Kaposi sarcoma has been classified into four clinical groups, as follows:

• Classic (endemic) form occurring in elderly men of Mediterranean descent
• African Kaposi sarcoma
• AIDS-related Kaposi sarcoma
• Immunosuppression-related Kaposi sarcoma

While the classic type was rarely seen in the genital area, approximately 20% of HIV-seropositive men with Kaposi sarcoma have genital involvement, and 3% of these patients present with genital involvement. Kaposi sarcoma presents as small violaceous-to-tan patches or nodules that may eventually coalesce to form plaques. Occasionally, lesions become exophytic or superficially ulcerated. Complications of genital involvement include lymphatic or urethral obstruction.

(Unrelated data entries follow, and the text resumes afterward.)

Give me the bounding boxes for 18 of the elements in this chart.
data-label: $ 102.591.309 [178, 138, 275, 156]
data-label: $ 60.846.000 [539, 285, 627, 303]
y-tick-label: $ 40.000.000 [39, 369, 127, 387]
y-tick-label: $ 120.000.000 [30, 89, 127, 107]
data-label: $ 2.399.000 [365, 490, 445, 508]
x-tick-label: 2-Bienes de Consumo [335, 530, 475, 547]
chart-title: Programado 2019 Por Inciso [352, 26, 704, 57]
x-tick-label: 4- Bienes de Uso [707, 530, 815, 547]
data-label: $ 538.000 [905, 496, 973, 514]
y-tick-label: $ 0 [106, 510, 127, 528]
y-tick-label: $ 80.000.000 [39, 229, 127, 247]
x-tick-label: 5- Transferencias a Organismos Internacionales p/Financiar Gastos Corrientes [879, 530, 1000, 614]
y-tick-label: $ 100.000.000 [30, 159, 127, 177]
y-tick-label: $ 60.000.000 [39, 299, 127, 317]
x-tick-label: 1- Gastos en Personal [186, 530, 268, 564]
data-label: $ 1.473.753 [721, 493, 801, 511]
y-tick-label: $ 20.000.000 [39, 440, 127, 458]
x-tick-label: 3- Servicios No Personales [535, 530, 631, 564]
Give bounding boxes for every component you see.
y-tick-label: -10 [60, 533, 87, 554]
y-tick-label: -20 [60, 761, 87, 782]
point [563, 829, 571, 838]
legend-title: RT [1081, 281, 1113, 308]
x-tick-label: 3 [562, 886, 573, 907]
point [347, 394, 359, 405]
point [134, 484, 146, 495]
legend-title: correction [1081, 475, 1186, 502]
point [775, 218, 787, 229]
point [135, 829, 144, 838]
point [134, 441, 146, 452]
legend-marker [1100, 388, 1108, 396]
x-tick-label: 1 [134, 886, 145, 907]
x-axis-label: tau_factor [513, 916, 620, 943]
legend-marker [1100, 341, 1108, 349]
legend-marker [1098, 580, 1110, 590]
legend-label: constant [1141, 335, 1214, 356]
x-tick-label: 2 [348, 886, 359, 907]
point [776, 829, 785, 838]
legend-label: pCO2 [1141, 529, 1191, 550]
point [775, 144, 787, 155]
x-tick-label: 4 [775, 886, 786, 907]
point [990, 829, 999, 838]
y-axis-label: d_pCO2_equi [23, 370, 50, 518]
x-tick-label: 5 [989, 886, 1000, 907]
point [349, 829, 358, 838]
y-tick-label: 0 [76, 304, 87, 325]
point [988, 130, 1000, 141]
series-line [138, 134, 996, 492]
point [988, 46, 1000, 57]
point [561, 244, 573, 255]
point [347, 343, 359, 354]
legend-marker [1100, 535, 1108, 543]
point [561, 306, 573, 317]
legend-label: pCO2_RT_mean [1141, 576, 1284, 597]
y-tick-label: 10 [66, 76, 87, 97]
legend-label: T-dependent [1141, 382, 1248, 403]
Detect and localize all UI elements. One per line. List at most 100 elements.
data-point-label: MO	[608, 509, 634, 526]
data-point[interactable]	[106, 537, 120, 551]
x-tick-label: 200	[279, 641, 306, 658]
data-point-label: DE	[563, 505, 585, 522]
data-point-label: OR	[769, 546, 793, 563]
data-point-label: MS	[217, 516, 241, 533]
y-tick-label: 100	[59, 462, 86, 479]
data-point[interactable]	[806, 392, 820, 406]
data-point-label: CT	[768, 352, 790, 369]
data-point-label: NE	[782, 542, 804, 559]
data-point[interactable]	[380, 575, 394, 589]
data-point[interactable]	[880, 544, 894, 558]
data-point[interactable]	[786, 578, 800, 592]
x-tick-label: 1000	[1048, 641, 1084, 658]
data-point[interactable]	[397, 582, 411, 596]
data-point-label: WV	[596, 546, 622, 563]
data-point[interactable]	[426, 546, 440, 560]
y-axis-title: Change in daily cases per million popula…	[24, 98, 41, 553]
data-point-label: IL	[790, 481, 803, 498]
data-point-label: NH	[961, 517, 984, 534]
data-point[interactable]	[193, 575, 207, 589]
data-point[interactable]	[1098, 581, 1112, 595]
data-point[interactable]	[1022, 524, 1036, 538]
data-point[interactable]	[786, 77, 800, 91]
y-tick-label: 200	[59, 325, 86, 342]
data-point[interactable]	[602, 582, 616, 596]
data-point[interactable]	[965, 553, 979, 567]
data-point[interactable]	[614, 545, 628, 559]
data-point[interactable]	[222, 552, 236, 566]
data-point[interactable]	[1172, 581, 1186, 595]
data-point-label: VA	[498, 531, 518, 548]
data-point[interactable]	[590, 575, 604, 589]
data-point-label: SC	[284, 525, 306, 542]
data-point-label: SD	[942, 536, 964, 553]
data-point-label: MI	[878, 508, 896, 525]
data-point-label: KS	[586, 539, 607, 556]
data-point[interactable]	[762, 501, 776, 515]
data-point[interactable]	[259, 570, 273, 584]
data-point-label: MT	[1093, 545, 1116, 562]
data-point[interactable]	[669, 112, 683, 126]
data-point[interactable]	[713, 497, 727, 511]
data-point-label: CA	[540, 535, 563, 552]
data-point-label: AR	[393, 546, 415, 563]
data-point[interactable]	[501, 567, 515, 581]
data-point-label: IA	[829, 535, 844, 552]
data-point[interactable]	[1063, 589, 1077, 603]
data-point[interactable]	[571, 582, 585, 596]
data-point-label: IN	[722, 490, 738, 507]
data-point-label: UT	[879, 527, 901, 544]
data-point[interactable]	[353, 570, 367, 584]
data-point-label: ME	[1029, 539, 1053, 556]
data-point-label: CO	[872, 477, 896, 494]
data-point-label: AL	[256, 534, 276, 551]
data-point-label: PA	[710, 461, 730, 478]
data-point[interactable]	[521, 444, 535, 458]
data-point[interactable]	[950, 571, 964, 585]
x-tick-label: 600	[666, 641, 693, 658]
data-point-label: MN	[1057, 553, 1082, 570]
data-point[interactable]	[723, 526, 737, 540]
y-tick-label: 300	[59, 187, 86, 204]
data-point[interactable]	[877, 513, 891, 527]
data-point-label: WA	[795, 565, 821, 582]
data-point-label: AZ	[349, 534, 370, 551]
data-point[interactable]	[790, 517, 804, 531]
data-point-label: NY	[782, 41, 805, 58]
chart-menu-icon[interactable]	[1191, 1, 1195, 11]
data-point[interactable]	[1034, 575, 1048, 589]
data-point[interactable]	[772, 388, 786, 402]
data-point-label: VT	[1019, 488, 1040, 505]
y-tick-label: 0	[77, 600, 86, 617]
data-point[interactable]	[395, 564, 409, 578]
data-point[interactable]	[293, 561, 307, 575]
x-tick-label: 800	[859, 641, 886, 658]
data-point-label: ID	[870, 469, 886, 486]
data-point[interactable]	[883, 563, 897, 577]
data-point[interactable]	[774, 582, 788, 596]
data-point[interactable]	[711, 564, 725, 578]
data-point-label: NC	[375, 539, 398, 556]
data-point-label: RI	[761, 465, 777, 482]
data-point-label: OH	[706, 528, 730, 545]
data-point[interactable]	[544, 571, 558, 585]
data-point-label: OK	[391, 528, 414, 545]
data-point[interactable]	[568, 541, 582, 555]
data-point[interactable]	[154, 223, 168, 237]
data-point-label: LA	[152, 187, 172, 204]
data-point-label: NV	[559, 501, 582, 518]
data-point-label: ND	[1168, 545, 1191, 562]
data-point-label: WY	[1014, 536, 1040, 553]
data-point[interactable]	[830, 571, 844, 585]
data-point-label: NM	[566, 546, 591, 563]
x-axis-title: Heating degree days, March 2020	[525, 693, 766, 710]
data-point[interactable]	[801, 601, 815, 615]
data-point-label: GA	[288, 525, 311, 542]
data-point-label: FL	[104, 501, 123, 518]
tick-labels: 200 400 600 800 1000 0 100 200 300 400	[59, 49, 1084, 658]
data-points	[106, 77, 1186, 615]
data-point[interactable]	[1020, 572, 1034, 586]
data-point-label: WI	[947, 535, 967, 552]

Skin biopsy is generally necessary for definitive diagnosis. Histopathology shows an atypical spindle-cell vascular proliferation with slitlike vascular channels and numerous extravasated erythrocytes.

Differential diagnoses

The clinical differential diagnoses of Kaposi sarcoma include the following:

• Hemangioma
• Angiosarcoma
• Squamous cell carcinoma
• Amelanotic melanoma
• Dermatofibroma
• Bacillary angiomatosis

Treatment

Although no cure has been identified, care is centered on limiting potential complications (obstruction) or cosmetic treatment. Topical alitretinoin, intralesional chemotherapeutics, radiation therapy, ^{[49, 50]} and local tissue destruction with cryotherapy or laser therapy ^[51]  have been used with varying success. Optimizing the HIV antiviral regimen generally results in involution of Kaposi sarcoma in individuals infected with HIV. ^[52] Systemic chemotherapy with liposomal doxorubicin is frequently effective for patients with widespread disease or debilitating lesions.

Outcome

Although no cure is currently known, the use of multidrug antiviral regimens to treat patients infected with HIV can effectively induce involution of Kaposi sarcoma lesions.